In this context, it is important to highlight the potentialities of quantum technologies to launch newly-created companies. Cybersecurity applications are a paradigmatic example. Moreover, quantum technologies are based on a few distinguishing features, different to those of many other types of technologies and materials unrelated with quantum. Thus, QTF’s steps forward are important for classic technologies that will have a direct impact in industries and other areas. The new materials are only one example of many.

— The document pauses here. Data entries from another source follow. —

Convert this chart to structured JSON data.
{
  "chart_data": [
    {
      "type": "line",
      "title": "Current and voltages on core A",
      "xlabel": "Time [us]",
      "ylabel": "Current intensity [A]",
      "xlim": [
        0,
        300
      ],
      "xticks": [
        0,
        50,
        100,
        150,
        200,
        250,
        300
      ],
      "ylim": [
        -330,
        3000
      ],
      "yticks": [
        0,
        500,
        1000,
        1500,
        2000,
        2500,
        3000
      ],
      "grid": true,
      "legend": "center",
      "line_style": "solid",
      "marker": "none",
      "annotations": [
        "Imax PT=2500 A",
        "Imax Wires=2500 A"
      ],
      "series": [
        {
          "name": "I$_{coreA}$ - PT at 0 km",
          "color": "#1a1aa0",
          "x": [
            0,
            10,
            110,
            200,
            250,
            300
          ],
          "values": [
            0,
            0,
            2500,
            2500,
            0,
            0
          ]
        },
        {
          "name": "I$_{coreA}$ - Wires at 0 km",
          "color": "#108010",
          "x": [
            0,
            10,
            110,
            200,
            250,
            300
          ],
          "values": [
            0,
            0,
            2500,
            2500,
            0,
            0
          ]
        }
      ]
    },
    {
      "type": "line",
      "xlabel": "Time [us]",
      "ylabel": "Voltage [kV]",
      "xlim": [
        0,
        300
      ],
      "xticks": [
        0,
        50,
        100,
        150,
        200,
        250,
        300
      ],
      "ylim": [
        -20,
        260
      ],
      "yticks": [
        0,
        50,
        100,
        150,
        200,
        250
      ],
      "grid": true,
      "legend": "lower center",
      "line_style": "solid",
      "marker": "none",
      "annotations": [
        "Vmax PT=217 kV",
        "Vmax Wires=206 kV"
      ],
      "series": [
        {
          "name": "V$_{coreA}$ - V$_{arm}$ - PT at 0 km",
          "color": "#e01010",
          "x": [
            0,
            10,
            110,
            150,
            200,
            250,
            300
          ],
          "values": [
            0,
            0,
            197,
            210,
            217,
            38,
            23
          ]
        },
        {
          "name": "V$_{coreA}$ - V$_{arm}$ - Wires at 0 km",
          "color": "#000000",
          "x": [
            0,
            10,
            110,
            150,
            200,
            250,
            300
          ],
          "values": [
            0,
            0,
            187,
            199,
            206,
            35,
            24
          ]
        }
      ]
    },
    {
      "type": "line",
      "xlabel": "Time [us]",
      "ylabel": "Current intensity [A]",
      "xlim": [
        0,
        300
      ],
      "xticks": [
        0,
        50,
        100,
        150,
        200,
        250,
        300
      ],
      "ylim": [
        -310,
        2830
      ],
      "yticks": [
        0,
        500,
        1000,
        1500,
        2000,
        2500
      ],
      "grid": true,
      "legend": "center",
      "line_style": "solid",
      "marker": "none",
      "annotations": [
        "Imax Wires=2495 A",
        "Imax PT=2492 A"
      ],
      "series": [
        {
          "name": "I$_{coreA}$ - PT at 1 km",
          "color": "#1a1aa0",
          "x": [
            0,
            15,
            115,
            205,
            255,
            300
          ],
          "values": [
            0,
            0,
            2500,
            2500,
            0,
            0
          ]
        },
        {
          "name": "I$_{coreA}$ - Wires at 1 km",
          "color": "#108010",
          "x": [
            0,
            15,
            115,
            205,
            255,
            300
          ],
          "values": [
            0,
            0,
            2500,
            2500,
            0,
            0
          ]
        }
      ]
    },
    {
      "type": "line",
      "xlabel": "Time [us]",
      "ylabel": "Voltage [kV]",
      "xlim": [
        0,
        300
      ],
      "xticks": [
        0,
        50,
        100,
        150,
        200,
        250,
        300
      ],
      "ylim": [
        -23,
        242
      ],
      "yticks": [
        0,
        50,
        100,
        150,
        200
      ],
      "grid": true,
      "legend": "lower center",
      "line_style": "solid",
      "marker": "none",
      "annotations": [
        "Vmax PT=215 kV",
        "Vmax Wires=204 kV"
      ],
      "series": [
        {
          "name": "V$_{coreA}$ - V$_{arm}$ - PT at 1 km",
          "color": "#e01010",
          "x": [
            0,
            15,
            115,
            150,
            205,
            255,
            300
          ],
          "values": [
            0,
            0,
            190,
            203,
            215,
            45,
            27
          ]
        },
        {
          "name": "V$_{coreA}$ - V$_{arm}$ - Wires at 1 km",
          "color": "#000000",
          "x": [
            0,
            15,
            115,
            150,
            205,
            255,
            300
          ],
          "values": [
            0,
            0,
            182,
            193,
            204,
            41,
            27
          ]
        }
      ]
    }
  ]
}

In a globalized world like ours, the potential regional or national benefit in technological breakthroughs to generate wealth and new workplaces depends on a similar level of international competitiveness, among other factors. The QTF represents a unique opportunity to be part of a all-encompasing European project that will generate significant spin-offs. The European countries have shown their commitment as regards significant national investments to integrate spearheaded teams that will create key parts for knowledge and the intellectual and industrial property. Globally, our country start from a disadvantaged position, however, it needs to take advantage of each and every asset available, no matter what. Some national companies should actively participate in the QTF through projects that will be further pursued and executed. Even companies that may now seem to be unrelated in relation to quantum technology should keep an eye open on upcoming breakthroughs, from an opportunity application perspective, that are, as yet, unpredictable but will undoubtedly appear in the future. Ultimately, as Niels Borh, one of the main creators of quantum physics, said: It’s hard to make predictions, especially about the future.